Consider what we call the "Trillion-Dollar Club," which consists of companies that together generated more than $1 trillion in market value over the last decade: Apple, Amazon, Google, Facebook, Netflix and Pandora. These businesses upended entire industries by analyzing and acting on the Code Halos generated "only" by the 10 billion devices connected to the Internet and mostly used by people.1
Coming soon, to an industry near you, are the billions of devices in the Internet of Things. When everything from smart fitness wristbands to smart cars to jet engines and shipping pallets are constantly and automatically generating information about their operation and their users' activities, the term "big data" will seem hopelessly quaint. As the number of connected devices grows ten-fold to 100 billion, data volume is expected to double every two years to 44 zettabytes or 44 trillion gigabytes, by 2020.2
This data growth is not only inevitable, but it is also essential to creating and improving your all-important algorithms to create better, more personalized experiences for customers. It is this data that you will need to store, manage and extract meaning from, if you are to avoid an "extinction event." This data might fuel a mobile app that guides customers to parking spaces near your store rather than a competitor's, based on historical turnover at Internet-enabled parking meters. Or it might underpin a corporate app that orders inventory for neighborhood drugstores based on usage reports from local smart insulin monitors, combined with area Web searches for cold remedies.
Your mission (whether or not you accept it) is to not only manage the sheer bulk of data, but to also draw meaning from the bits and bytes. This requires going way beyond traditional data repositories to what we call the data lake. You won't be able to afford the time, effort and cost of loading all this data into a big data repository, nor could you easily find and use the data you need in it.
Semantic technology lets you build on and extend your data warehousing and big data investments to drive much more powerful insights from a much broader data set more quickly.
Jump in the Lake
Think of a data warehouse as a dusty, expensive building filled with papers in static file folders, all organized in a rigid classification system that was obsolete as soon as it was created. That's your classic data model and it won't let you fully exploit the Code Halos that you need to succeed.

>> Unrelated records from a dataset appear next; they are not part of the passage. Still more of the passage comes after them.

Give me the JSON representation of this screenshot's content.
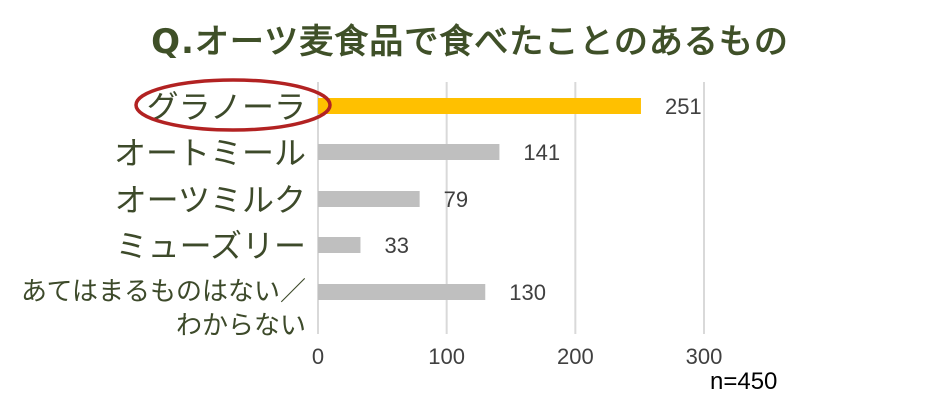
{
  "chart_data": {
    "type": "bar",
    "orientation": "horizontal",
    "title": "Q.オーツ麦食品で食べたことのあるもの",
    "categories": [
      "グラノーラ",
      "オートミール",
      "オーツミルク",
      "ミューズリー",
      "あてはまるものはない／わからない"
    ],
    "category_lines": [
      [
        "グラノーラ"
      ],
      [
        "オートミール"
      ],
      [
        "オーツミルク"
      ],
      [
        "ミューズリー"
      ],
      [
        "あてはまるものはない／",
        "わからない"
      ]
    ],
    "values": [
      251,
      141,
      79,
      33,
      130
    ],
    "data_labels": [
      "251",
      "141",
      "79",
      "33",
      "130"
    ],
    "xlim": [
      0,
      300
    ],
    "ticks": [
      0,
      100,
      200,
      300
    ],
    "tick_labels": [
      "0",
      "100",
      "200",
      "300"
    ],
    "grid": true,
    "legend": "none",
    "highlight_index": 0,
    "highlight_marker": "ellipse",
    "xlabel": "",
    "ylabel": "",
    "note": "n=450"
  },
  "colors": {
    "title": "#3f5028",
    "category_text": "#3d4a2a",
    "highlight_bar": "#ffc000",
    "bar": "#bfbfbf",
    "gridline": "#d9d9d9",
    "highlight_ellipse": "#b22222",
    "value_text": "#404040"
  }
}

Think instead of all the data from all your sources, internal and external, old and new, flowing into a massive "data lake." As the lake gets bigger and bigger, with more and different types of data, how do you identify and gather the data you need without going broke or getting lapped by your competitors?
The data has to tell you itself. What you need is the data equivalent of a fish-finder that can peer into the murky darkness of the data lake and tell you which ghostly image is an old sunken tree and which is a school of prized game fish.